Porquê Gostamos de Ver os Maus Vencerem na TV?
A fascinação por séries de televisão sombrias e perturbadoras parece contraditória no mundo atual, repleto de horrores da vida real. Por que ansiamos por narrativas ficcionais cheias de violência, traição e ambiguidade moral? A resposta pode estar no passado, especificamente nos tempos turbulentos do século XVII.
A década de 1600, tal como os nossos dias, foi marcada por agitação social, convulsão cultural e intriga política. A ascensão do Império Otomano, influenciadores intriguistas e disputas sangrentas por poder espelhavam as ansiedades contemporâneas. Surtos de doenças e mudanças climáticas alimentaram ainda mais uma sensação de incerteza e medo.
Cena caótica e tumultuada do século XVII, simbolizando a agitação da época e espelhando ansiedades contemporâneas.
Nesta era de ansiedade surgiu William Shakespeare, um dramaturgo que manipulou magistralmente as emoções do público. As suas tragédias, repletas de bruxas, fantasmas e personagens moralmente complexas, eram imensamente populares. Peças como Macbeth, Hamlet e Rei Lear ressoavam com o público não apesar dos seus temas perturbadores, mas por causa deles.

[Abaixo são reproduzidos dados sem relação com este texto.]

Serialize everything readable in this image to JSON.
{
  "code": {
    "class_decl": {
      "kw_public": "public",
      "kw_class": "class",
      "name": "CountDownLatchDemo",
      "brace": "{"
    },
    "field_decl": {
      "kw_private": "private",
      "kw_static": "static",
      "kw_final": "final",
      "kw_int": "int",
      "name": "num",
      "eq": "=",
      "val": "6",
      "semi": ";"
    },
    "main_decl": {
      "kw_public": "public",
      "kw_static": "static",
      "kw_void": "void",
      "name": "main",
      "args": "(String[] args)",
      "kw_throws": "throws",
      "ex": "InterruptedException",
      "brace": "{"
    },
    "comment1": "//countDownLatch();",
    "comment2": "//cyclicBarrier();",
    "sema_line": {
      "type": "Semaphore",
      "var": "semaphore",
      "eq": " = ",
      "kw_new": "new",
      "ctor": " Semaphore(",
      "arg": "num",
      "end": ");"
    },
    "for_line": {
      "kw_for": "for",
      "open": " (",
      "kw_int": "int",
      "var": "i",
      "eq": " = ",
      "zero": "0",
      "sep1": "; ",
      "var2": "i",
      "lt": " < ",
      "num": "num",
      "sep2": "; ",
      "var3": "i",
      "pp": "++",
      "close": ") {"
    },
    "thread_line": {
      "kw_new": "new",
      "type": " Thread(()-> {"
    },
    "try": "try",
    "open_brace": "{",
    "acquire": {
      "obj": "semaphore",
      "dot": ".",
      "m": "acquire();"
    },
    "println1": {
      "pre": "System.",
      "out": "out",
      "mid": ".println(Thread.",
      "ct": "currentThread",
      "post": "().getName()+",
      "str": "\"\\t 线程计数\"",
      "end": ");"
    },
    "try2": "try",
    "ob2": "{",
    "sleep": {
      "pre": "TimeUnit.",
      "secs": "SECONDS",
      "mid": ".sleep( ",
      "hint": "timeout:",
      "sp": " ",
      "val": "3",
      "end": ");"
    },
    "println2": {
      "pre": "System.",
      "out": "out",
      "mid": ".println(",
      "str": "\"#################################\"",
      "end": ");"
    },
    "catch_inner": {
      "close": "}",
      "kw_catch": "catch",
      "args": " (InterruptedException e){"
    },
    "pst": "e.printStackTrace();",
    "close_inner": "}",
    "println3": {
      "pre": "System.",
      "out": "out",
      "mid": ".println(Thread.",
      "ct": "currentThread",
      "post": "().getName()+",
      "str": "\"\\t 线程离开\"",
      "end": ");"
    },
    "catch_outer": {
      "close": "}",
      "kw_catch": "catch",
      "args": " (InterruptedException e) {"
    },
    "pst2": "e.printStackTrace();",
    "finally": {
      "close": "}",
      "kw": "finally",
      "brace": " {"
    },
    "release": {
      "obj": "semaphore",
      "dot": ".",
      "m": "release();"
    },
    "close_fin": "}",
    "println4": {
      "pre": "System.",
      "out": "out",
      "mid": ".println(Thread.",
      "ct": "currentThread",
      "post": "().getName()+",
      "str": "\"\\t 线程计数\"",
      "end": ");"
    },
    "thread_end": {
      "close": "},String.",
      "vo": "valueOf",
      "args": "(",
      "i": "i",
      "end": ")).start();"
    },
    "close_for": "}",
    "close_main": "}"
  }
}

Shakespeare, tal como os criadores de séries sombrias de hoje, compreendeu o conceito de catarse de Aristóteles: a libertação e purificação emocional experimentada ao assistir a uma tragédia. Esta descarga emocional, vivenciada num ambiente seguro e controlado, ajuda a moderar emoções avassaladoras como medo, culpa e ódio.
Séries de televisão modernas como “Game of Thrones”, “The Walking Dead” e “House of Cards” exploram esta mesma necessidade psicológica de catarse. Ao mergulharmos em mundos ficcionais repletos de perigo e ambiguidade moral, experimentamos uma sensação de libertação emocional e uma renovada apreciação pela segurança das nossas próprias vidas.
A popularidade de séries como “Orange is the New Black”, “Mr. Robot” e “Vikings”, com os seus temas sombrios e personagens moralmente questionáveis, reforça ainda mais este fenómeno. Estas narrativas permitem-nos explorar os aspetos mais obscuros da natureza humana sem consequências no mundo real. Podemos confrontar os nossos medos e ansiedades num ambiente controlado, emergindo, em última análise, com uma sensação de alívio e controlo.
Esta exposição controlada ao medo e à ansiedade atua como uma forma de homeopatia psicológica. O estímulo desagradável, confinado ao ecrã, permite-nos processar emoções negativas sem danos reais. A capacidade de nos afastarmos a qualquer momento reforça uma sensação de segurança e controlo, crucial num mundo frequentemente percecionado como caótico e imprevisível.
Ao interagirmos com conteúdo sombrio e perturbador nos limites seguros da ficção, ganhamos uma sensação de perspetiva e resiliência emocional. A emoção vicária de assistir a coisas más acontecerem a personagens ficcionais permite-nos confrontar as nossas próprias ansiedades e emergir com uma sensação estranha de poder.